In 1853, Cassey moved to San Francisco during the California Gold Rush. He worked as a barber, and in a partnership with Charles H. Mecier they opened a lucrative shaving saloon in the basement of the Union Hotel in Portsmouth Square at 642 Merchant Street, San Francisco. Around 1860, Cassey relocated to the San Jose area.

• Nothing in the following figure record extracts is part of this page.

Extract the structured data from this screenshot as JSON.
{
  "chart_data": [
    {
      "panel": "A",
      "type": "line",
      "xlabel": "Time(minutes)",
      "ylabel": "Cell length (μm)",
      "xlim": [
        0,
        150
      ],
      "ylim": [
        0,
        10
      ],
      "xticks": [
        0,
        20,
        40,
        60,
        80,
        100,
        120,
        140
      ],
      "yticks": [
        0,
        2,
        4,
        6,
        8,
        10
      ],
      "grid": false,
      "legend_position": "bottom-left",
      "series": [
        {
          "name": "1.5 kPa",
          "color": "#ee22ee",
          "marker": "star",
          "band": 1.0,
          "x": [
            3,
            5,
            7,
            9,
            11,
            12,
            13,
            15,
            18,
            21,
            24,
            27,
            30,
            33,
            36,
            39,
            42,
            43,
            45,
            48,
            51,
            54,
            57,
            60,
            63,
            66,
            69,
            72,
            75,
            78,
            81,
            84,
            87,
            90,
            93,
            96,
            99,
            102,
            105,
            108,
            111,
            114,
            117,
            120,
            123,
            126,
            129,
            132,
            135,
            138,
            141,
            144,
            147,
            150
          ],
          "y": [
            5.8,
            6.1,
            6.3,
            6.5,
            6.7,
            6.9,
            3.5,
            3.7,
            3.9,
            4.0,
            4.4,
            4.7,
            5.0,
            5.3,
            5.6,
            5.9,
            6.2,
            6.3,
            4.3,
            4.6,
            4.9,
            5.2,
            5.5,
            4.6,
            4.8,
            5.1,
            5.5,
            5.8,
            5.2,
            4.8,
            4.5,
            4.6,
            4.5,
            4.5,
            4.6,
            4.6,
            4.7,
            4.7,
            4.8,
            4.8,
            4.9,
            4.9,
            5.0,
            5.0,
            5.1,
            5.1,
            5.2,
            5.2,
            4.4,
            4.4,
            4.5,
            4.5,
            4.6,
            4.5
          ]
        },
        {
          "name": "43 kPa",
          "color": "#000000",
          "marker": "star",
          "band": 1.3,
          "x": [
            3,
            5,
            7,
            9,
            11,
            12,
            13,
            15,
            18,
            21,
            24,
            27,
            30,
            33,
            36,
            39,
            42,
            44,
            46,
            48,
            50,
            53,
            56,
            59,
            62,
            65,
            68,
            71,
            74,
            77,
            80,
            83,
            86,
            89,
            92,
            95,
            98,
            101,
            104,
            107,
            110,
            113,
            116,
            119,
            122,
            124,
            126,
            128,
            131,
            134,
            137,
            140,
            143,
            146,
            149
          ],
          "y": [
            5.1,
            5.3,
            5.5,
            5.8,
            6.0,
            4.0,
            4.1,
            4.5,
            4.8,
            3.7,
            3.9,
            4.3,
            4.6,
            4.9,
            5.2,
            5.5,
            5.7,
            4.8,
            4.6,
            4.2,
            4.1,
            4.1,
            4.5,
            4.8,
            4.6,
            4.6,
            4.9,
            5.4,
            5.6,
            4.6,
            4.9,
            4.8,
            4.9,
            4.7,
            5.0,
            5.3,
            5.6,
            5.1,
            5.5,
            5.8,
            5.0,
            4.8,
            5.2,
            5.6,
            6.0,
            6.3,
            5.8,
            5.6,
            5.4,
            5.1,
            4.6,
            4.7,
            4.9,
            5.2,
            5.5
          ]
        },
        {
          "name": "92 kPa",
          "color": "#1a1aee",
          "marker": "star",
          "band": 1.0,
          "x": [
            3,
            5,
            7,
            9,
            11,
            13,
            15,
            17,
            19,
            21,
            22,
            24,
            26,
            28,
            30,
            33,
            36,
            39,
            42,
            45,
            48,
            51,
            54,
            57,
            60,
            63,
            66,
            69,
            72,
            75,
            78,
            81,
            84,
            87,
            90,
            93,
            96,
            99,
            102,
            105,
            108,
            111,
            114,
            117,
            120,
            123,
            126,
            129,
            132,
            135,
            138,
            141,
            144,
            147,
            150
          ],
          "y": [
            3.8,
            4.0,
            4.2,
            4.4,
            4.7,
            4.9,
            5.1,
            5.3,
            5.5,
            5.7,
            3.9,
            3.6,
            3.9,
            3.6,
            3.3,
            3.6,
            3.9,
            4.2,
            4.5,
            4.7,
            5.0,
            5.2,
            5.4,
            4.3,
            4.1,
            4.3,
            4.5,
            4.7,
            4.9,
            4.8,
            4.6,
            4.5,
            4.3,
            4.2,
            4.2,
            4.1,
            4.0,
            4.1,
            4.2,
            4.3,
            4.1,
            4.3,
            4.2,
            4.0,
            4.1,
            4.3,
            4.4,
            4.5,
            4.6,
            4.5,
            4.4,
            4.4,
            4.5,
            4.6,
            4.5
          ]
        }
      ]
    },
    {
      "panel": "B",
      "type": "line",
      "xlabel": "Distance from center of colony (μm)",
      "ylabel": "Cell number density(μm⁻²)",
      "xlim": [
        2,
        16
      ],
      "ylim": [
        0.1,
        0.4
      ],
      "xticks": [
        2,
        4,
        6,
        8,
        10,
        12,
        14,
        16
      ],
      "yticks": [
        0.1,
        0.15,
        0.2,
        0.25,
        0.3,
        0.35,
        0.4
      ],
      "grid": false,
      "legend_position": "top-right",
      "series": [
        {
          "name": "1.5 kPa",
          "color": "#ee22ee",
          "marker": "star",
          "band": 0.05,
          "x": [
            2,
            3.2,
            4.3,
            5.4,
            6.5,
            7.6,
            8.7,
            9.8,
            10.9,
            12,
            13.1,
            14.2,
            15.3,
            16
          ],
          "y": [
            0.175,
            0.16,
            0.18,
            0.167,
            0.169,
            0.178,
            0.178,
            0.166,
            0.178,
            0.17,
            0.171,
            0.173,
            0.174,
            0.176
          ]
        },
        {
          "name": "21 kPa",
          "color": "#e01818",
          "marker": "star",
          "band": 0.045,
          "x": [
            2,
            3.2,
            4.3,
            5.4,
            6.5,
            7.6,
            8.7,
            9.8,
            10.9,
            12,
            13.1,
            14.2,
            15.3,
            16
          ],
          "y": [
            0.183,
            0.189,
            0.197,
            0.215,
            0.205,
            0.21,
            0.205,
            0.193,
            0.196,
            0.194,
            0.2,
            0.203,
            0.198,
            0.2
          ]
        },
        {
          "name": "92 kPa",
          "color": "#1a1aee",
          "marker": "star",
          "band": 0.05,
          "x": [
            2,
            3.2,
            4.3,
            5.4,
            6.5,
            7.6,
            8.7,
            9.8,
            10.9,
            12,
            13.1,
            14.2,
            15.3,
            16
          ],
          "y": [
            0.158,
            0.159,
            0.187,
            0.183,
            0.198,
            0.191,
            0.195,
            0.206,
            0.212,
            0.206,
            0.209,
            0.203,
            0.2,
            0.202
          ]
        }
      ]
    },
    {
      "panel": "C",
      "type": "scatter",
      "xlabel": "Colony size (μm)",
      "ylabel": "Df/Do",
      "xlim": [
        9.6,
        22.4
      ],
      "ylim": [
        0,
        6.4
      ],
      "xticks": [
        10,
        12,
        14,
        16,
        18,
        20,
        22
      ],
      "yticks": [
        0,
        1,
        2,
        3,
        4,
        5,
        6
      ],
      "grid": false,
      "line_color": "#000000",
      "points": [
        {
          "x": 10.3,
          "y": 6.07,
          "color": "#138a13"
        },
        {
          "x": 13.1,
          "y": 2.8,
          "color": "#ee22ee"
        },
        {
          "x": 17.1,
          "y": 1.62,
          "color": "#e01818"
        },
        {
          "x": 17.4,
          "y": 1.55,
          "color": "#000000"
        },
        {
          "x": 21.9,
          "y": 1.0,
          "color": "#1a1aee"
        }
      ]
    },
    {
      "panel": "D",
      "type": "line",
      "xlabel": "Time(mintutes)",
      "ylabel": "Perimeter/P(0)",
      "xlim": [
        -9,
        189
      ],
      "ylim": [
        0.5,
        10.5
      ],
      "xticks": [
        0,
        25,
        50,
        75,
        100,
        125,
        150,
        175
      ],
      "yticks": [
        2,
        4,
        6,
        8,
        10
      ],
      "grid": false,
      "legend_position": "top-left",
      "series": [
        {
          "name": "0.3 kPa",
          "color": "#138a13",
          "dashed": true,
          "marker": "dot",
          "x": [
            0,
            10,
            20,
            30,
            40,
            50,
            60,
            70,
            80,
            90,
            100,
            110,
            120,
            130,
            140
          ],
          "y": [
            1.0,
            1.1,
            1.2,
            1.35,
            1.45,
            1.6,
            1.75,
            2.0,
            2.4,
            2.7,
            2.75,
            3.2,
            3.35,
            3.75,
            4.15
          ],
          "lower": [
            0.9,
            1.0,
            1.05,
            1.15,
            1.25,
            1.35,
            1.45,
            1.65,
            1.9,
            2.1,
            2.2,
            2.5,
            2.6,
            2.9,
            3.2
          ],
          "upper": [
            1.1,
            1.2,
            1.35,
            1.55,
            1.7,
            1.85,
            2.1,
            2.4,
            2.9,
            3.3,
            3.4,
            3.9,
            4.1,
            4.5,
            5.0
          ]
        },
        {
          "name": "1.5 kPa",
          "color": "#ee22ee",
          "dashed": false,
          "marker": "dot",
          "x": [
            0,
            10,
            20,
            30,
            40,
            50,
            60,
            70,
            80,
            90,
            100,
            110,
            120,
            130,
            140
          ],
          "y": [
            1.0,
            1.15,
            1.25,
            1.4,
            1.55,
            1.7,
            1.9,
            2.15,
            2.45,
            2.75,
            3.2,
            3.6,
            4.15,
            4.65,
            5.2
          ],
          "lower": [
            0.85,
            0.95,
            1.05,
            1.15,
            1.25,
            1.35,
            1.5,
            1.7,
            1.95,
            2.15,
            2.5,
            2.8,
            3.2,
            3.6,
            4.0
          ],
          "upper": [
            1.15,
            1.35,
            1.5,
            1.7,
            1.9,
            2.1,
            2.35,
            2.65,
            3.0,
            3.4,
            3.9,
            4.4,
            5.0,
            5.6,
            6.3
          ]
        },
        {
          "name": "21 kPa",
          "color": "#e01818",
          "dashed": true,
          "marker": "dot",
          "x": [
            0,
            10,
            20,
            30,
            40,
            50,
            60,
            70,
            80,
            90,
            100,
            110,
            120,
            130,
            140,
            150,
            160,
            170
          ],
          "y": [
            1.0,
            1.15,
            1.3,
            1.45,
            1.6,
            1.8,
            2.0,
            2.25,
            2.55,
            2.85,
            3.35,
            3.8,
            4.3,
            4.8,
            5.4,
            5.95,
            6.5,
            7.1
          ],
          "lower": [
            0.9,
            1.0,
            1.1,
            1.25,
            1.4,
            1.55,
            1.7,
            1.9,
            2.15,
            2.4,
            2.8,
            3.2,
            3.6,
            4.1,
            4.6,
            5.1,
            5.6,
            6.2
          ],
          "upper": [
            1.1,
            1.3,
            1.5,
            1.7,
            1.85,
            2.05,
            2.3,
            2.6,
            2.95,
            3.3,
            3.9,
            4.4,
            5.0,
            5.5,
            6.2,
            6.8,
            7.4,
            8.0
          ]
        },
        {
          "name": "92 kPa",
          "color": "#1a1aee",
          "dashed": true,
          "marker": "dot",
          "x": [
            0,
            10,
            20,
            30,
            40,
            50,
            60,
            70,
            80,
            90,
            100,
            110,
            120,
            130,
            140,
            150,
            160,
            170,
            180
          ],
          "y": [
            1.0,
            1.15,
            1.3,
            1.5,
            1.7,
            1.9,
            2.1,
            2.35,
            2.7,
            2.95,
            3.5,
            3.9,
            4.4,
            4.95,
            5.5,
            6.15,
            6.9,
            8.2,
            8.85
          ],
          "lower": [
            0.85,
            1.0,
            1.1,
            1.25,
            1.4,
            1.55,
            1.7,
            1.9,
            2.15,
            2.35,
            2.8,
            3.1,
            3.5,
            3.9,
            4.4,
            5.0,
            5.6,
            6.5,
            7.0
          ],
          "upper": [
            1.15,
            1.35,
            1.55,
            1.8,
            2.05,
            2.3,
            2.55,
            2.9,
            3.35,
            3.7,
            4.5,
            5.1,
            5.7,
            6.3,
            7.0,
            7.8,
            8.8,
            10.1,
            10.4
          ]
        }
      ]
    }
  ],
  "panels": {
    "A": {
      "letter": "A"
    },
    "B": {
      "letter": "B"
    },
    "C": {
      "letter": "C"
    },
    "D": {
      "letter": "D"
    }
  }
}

In 1861, he founded the first African-American secondary school in the state of California, the Phoenixonian Institute (also known as St. Philip’s Mission School for Negroes) a private boarding school in San Jose, California. Initially the Methodist Episcopal Diocese funded the school. He became active in the California State Convention of Colored Citizens starting in 1855, which later helped support the school financially and otherwise.

On April 26, 1863, he was the first person to be ordained on the West Coast at Trinity Episcopal Church in San Jose. In the 1870s, Rev. Cassey helped form two new Black Episcopalian churches in San Francisco; "Christ's Mission Church" (or Christ Mission Church), and he worked closely with the congregation from what later became St. Cyprian’s Church, however neither group had a building at that time. While Cassey worked in San Francisco, his wife Anna ran the Phoenixonian Institute school.

From about 1880 to 1894, he worked as the first African American priest at St. Cyprian’s Church in New Bern, North Carolina. Later in life he served as the minister at St. Cyprian's Episcopal Church in St. Augustine, Florida.

== Death and legacy ==
He died on April 16, 1917, in St. Augustine, and is buried in the Evergreen Cemetery in that same city.

Cassey is honored by the Episcopal Church of the United States with a feast day on April 16. He shares this day with his wife, Anna Besant Cassey.